A preprocessing perspective for quantum machine learning classification advantage using NISQ algorithms

Mancilla, Javier, Pere, Christophe

arXiv.org Machine Learning 

Machine Learning (ML) is a predominant tool nowadays to solve several challenges in different industries, such as credit scoring Provenzano et al. [2020], fraud analysis Tiwari et al. [2021], product recommendation Rohde et al. [2018], and demand forecasting Masini et al. [2020], among other extensively explored use cases. Under this premise, the research of the quantum computing properties applied to ML has expanded rapidly in recent years since a proven advantage could be a highly useful cross-industry.
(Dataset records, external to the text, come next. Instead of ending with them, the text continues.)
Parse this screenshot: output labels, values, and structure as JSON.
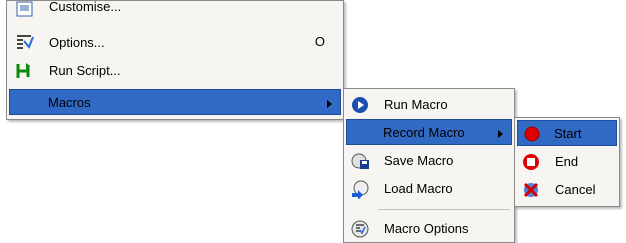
{
  "menu1": {
    "items": [
      {
        "label": "Customise..."
      },
      {
        "label": "Options...",
        "shortcut": "O"
      },
      {
        "label": "Run Script..."
      },
      {
        "label": "Macros"
      }
    ]
  },
  "menu2": {
    "items": [
      {
        "label": "Run Macro",
        "icon": "play-icon"
      },
      {
        "label": "Record Macro"
      },
      {
        "label": "Save Macro",
        "icon": "save-icon"
      },
      {
        "label": "Load Macro",
        "icon": "load-icon"
      },
      {
        "label": "Macro Options",
        "icon": "macro-options-icon"
      }
    ]
  },
  "menu3": {
    "items": [
      {
        "label": "Start",
        "icon": "record-icon"
      },
      {
        "label": "End",
        "icon": "stop-icon"
      },
      {
        "label": "Cancel",
        "icon": "cancel-icon"
      }
    ]
  },
  "colors": {
    "highlight": "#316ac5",
    "menu_bg": "#f6f5f2"
  }
}
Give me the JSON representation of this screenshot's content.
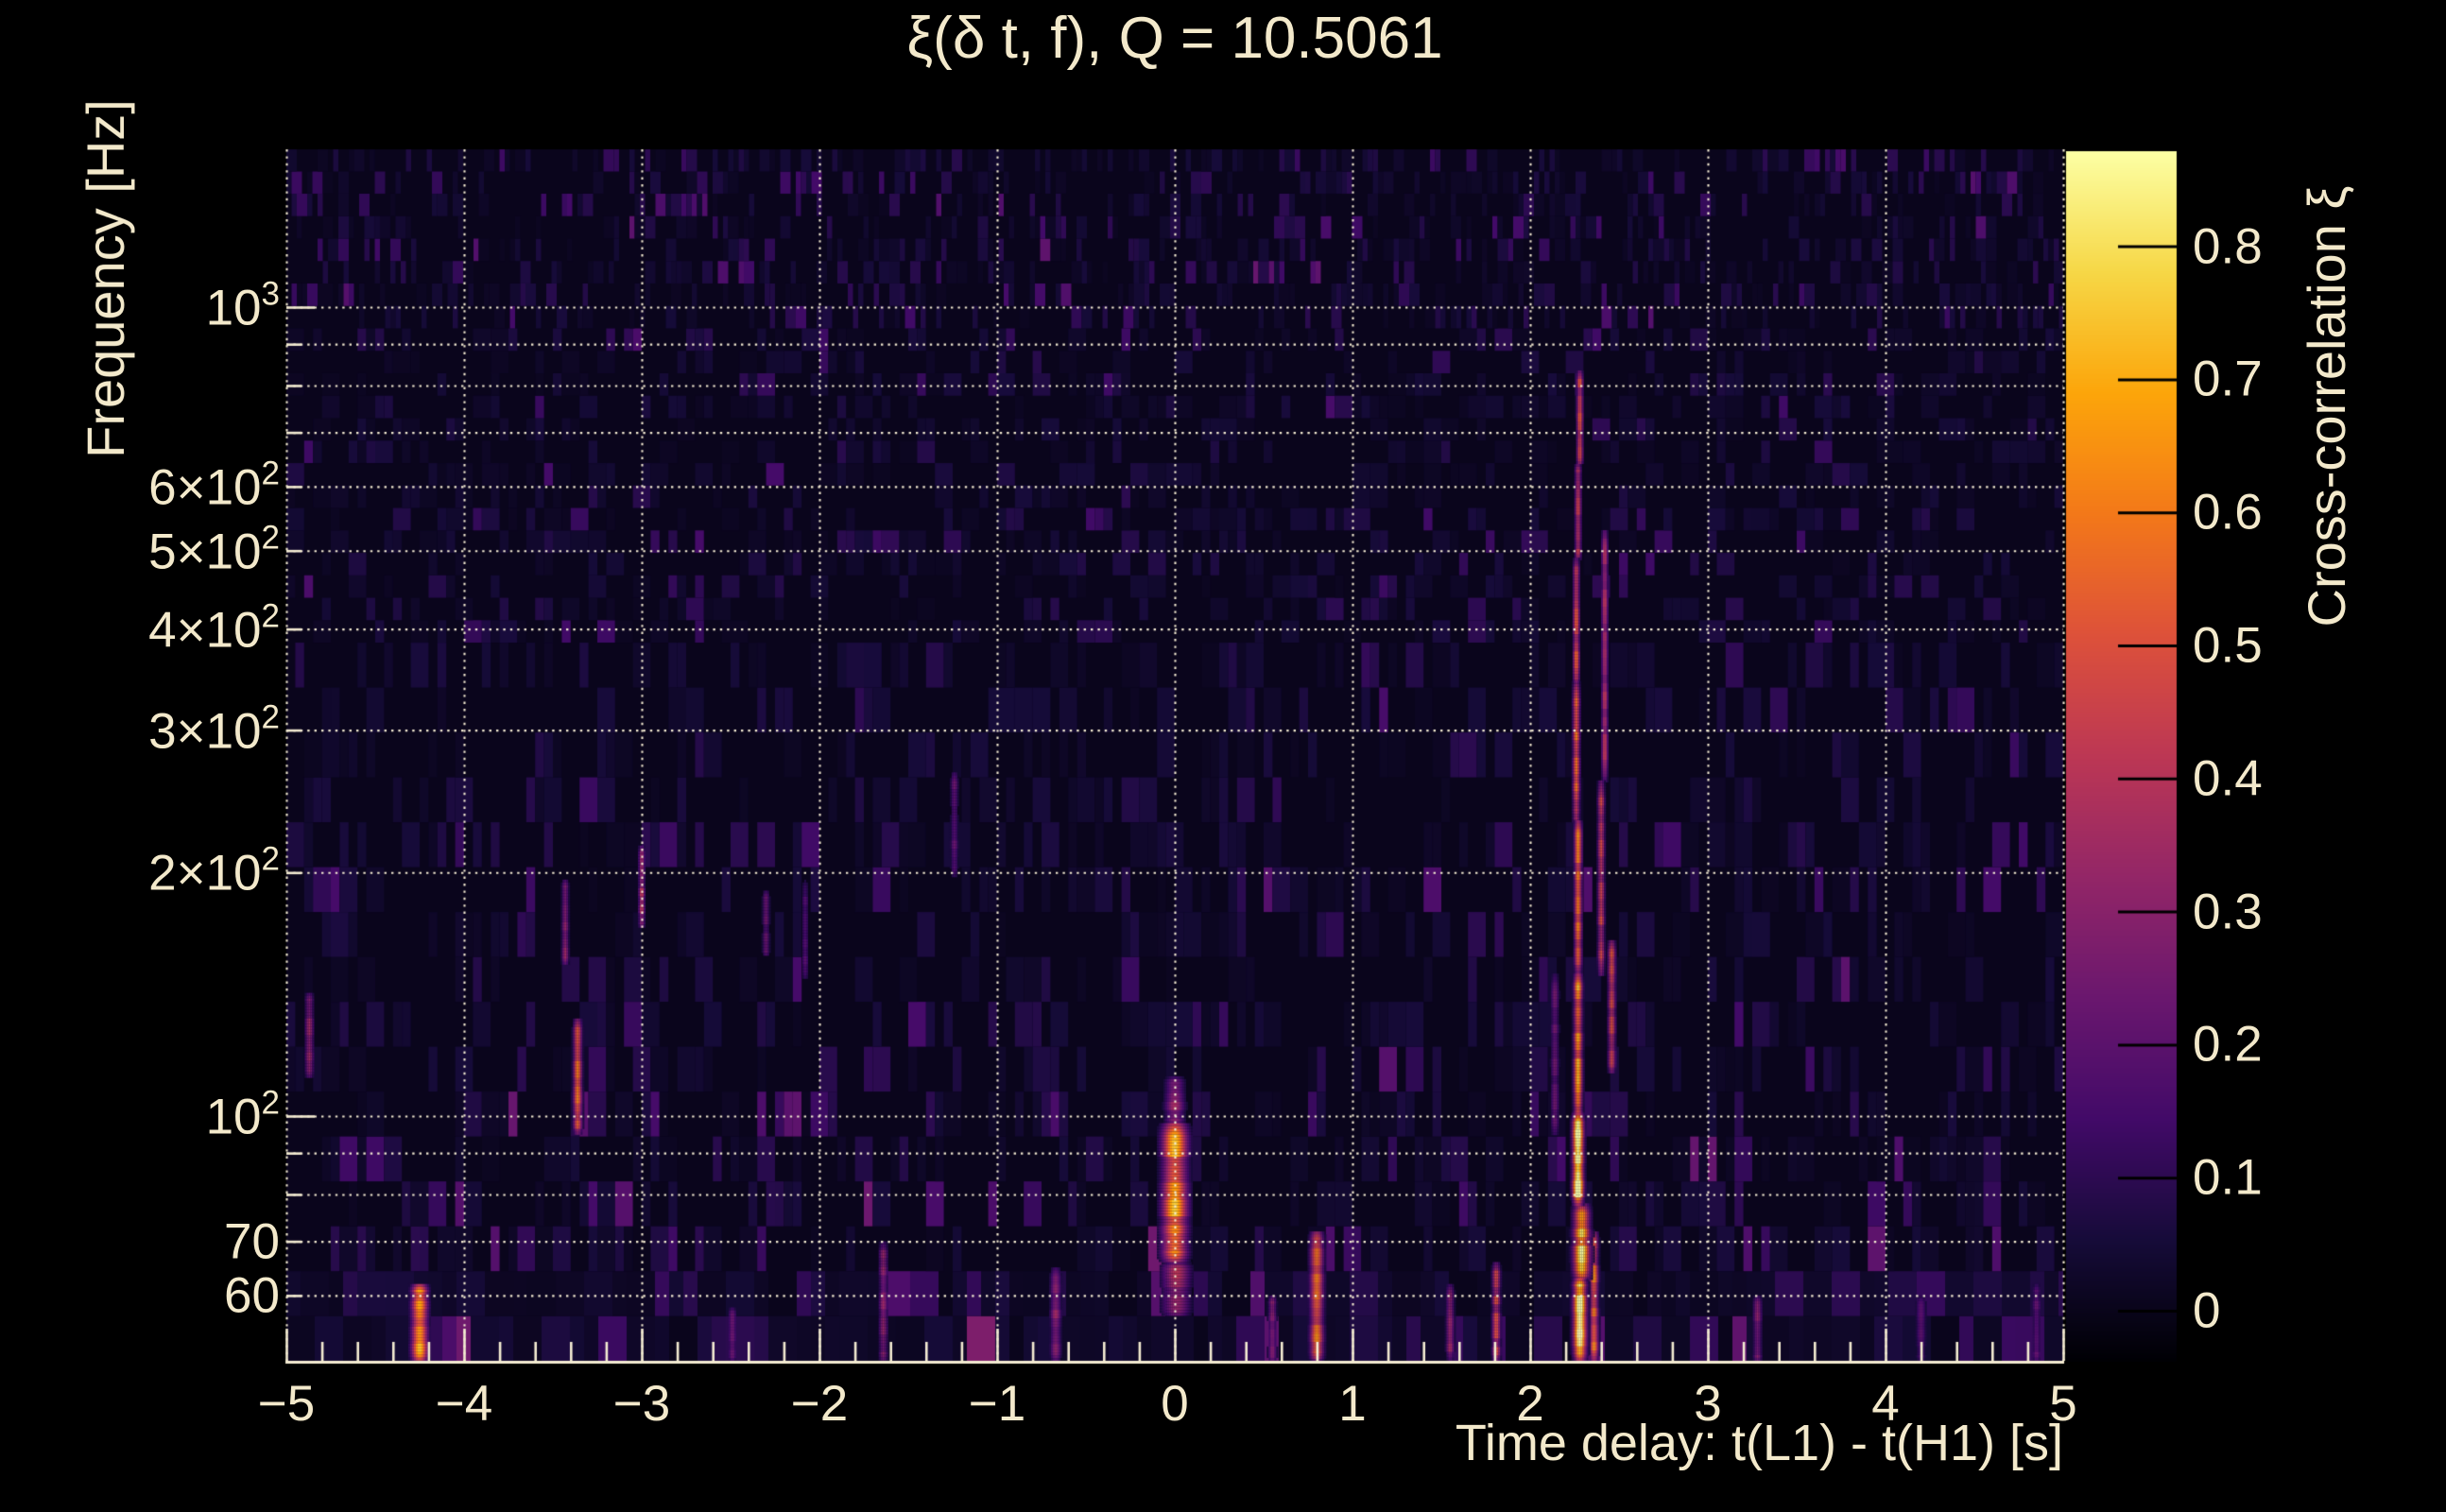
{
  "title": "ξ(δ t, f), Q = 10.5061",
  "q_value": 10.5061,
  "colors": {
    "background": "#000000",
    "text": "#f3e9cb",
    "grid": "#f4ecd2",
    "axis": "#f4ecd2",
    "colorbar_tick": "#000000"
  },
  "colormap": {
    "name": "inferno",
    "anchors": [
      "#000004",
      "#160b39",
      "#420a68",
      "#6a176e",
      "#932667",
      "#bc3754",
      "#dd513a",
      "#f37819",
      "#fca50a",
      "#f6d746",
      "#fcffa4"
    ]
  },
  "chart_data": {
    "type": "heatmap",
    "title": "ξ(δ t, f), Q = 10.5061",
    "xlabel": "Time delay: t(L1) - t(H1) [s]",
    "ylabel": "Frequency [Hz]",
    "colorbar_label": "Cross-correlation ξ",
    "x_axis": {
      "scale": "linear",
      "min": -5,
      "max": 5,
      "minor_tick_step": 0.2,
      "gridlines": [
        -5,
        -4,
        -3,
        -2,
        -1,
        0,
        1,
        2,
        3,
        4,
        5
      ],
      "ticks": [
        {
          "v": -5,
          "label": "−5"
        },
        {
          "v": -4,
          "label": "−4"
        },
        {
          "v": -3,
          "label": "−3"
        },
        {
          "v": -2,
          "label": "−2"
        },
        {
          "v": -1,
          "label": "−1"
        },
        {
          "v": 0,
          "label": "0"
        },
        {
          "v": 1,
          "label": "1"
        },
        {
          "v": 2,
          "label": "2"
        },
        {
          "v": 3,
          "label": "3"
        },
        {
          "v": 4,
          "label": "4"
        },
        {
          "v": 5,
          "label": "5"
        }
      ]
    },
    "y_axis": {
      "scale": "log",
      "min": 49.8,
      "max": 1567,
      "gridlines": [
        60,
        70,
        80,
        90,
        100,
        200,
        300,
        400,
        500,
        600,
        700,
        800,
        900,
        1000
      ],
      "major_values": [
        100,
        1000
      ],
      "ticks": [
        {
          "v": 1000,
          "m": "10",
          "e": "3"
        },
        {
          "v": 600,
          "m": "6×10",
          "e": "2"
        },
        {
          "v": 500,
          "m": "5×10",
          "e": "2"
        },
        {
          "v": 400,
          "m": "4×10",
          "e": "2"
        },
        {
          "v": 300,
          "m": "3×10",
          "e": "2"
        },
        {
          "v": 200,
          "m": "2×10",
          "e": "2"
        },
        {
          "v": 100,
          "m": "10",
          "e": "2"
        },
        {
          "v": 70,
          "m": "70",
          "e": ""
        },
        {
          "v": 60,
          "m": "60",
          "e": ""
        }
      ]
    },
    "colorbar": {
      "min": -0.0376,
      "max": 0.8714,
      "ticks": [
        {
          "v": 0.8,
          "label": "0.8"
        },
        {
          "v": 0.7,
          "label": "0.7"
        },
        {
          "v": 0.6,
          "label": "0.6"
        },
        {
          "v": 0.5,
          "label": "0.5"
        },
        {
          "v": 0.4,
          "label": "0.4"
        },
        {
          "v": 0.3,
          "label": "0.3"
        },
        {
          "v": 0.2,
          "label": "0.2"
        },
        {
          "v": 0.1,
          "label": "0.1"
        },
        {
          "v": 0,
          "label": "0"
        }
      ]
    },
    "noise": {
      "seed": 20817,
      "base_floor": 0.004
    },
    "features": [
      {
        "t": 2.28,
        "dt": 0.024,
        "f": [
          50,
          63
        ],
        "xi": 0.78
      },
      {
        "t": 2.29,
        "dt": 0.03,
        "f": [
          63,
          78
        ],
        "xi": 0.7
      },
      {
        "t": 2.27,
        "dt": 0.02,
        "f": [
          78,
          101
        ],
        "xi": 0.86
      },
      {
        "t": 2.27,
        "dt": 0.016,
        "f": [
          101,
          150
        ],
        "xi": 0.6
      },
      {
        "t": 2.27,
        "dt": 0.014,
        "f": [
          150,
          232
        ],
        "xi": 0.54
      },
      {
        "t": 2.26,
        "dt": 0.013,
        "f": [
          232,
          345
        ],
        "xi": 0.5
      },
      {
        "t": 2.26,
        "dt": 0.012,
        "f": [
          345,
          490
        ],
        "xi": 0.46
      },
      {
        "t": 2.27,
        "dt": 0.011,
        "f": [
          490,
          640
        ],
        "xi": 0.4
      },
      {
        "t": 2.28,
        "dt": 0.01,
        "f": [
          640,
          835
        ],
        "xi": 0.44
      },
      {
        "t": 2.36,
        "dt": 0.016,
        "f": [
          50,
          72
        ],
        "xi": 0.52
      },
      {
        "t": 2.4,
        "dt": 0.013,
        "f": [
          150,
          260
        ],
        "xi": 0.4
      },
      {
        "t": 2.42,
        "dt": 0.012,
        "f": [
          260,
          530
        ],
        "xi": 0.36
      },
      {
        "t": 2.46,
        "dt": 0.014,
        "f": [
          113,
          165
        ],
        "xi": 0.42
      },
      {
        "t": 2.14,
        "dt": 0.015,
        "f": [
          95,
          150
        ],
        "xi": 0.22
      },
      {
        "t": 0.0,
        "dt": 0.046,
        "f": [
          66,
          98
        ],
        "xi": 0.62
      },
      {
        "t": 0.0,
        "dt": 0.036,
        "f": [
          98,
          112
        ],
        "xi": 0.3
      },
      {
        "t": 0.01,
        "dt": 0.05,
        "f": [
          57,
          66
        ],
        "xi": 0.34
      },
      {
        "t": -4.25,
        "dt": 0.03,
        "f": [
          50,
          62
        ],
        "xi": 0.6
      },
      {
        "t": -4.87,
        "dt": 0.016,
        "f": [
          112,
          142
        ],
        "xi": 0.28
      },
      {
        "t": -3.36,
        "dt": 0.016,
        "f": [
          95,
          132
        ],
        "xi": 0.5
      },
      {
        "t": -3.43,
        "dt": 0.013,
        "f": [
          155,
          196
        ],
        "xi": 0.3
      },
      {
        "t": -3.0,
        "dt": 0.012,
        "f": [
          172,
          216
        ],
        "xi": 0.34
      },
      {
        "t": -2.49,
        "dt": 0.015,
        "f": [
          50,
          58
        ],
        "xi": 0.2
      },
      {
        "t": -2.3,
        "dt": 0.013,
        "f": [
          158,
          190
        ],
        "xi": 0.21
      },
      {
        "t": -2.08,
        "dt": 0.013,
        "f": [
          148,
          196
        ],
        "xi": 0.16
      },
      {
        "t": -1.64,
        "dt": 0.016,
        "f": [
          50,
          70
        ],
        "xi": 0.28
      },
      {
        "t": -1.24,
        "dt": 0.014,
        "f": [
          198,
          266
        ],
        "xi": 0.2
      },
      {
        "t": -0.67,
        "dt": 0.02,
        "f": [
          50,
          65
        ],
        "xi": 0.28
      },
      {
        "t": 0.55,
        "dt": 0.015,
        "f": [
          50,
          60
        ],
        "xi": 0.26
      },
      {
        "t": 0.8,
        "dt": 0.025,
        "f": [
          50,
          72
        ],
        "xi": 0.55
      },
      {
        "t": 1.55,
        "dt": 0.015,
        "f": [
          50,
          62
        ],
        "xi": 0.3
      },
      {
        "t": 1.81,
        "dt": 0.015,
        "f": [
          50,
          66
        ],
        "xi": 0.42
      },
      {
        "t": 3.28,
        "dt": 0.016,
        "f": [
          50,
          60
        ],
        "xi": 0.28
      },
      {
        "t": 4.2,
        "dt": 0.018,
        "f": [
          50,
          60
        ],
        "xi": 0.17
      },
      {
        "t": 4.85,
        "dt": 0.015,
        "f": [
          50,
          62
        ],
        "xi": 0.2
      }
    ]
  }
}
The recent progress of these explorations in Quantum Machine Learning (QML) Mishra et al. [2021] put a spotlight on quantum technology, introducing a challenge to determine if QML will provide an advantage over classical machine learning or not. The actual devices are noisy, meaning that the depth or consecutive gate operations are limited [Ristè et al., 2013, Burnett et al., 2019, Wang et al., 2021]. Qubits will lose their entanglement and so, the information. These devices make up the NISQ era Preskill [2018] and limit the use of quantum algorithms or hybrid algorithms to be useful Callison and Chancellor [2022].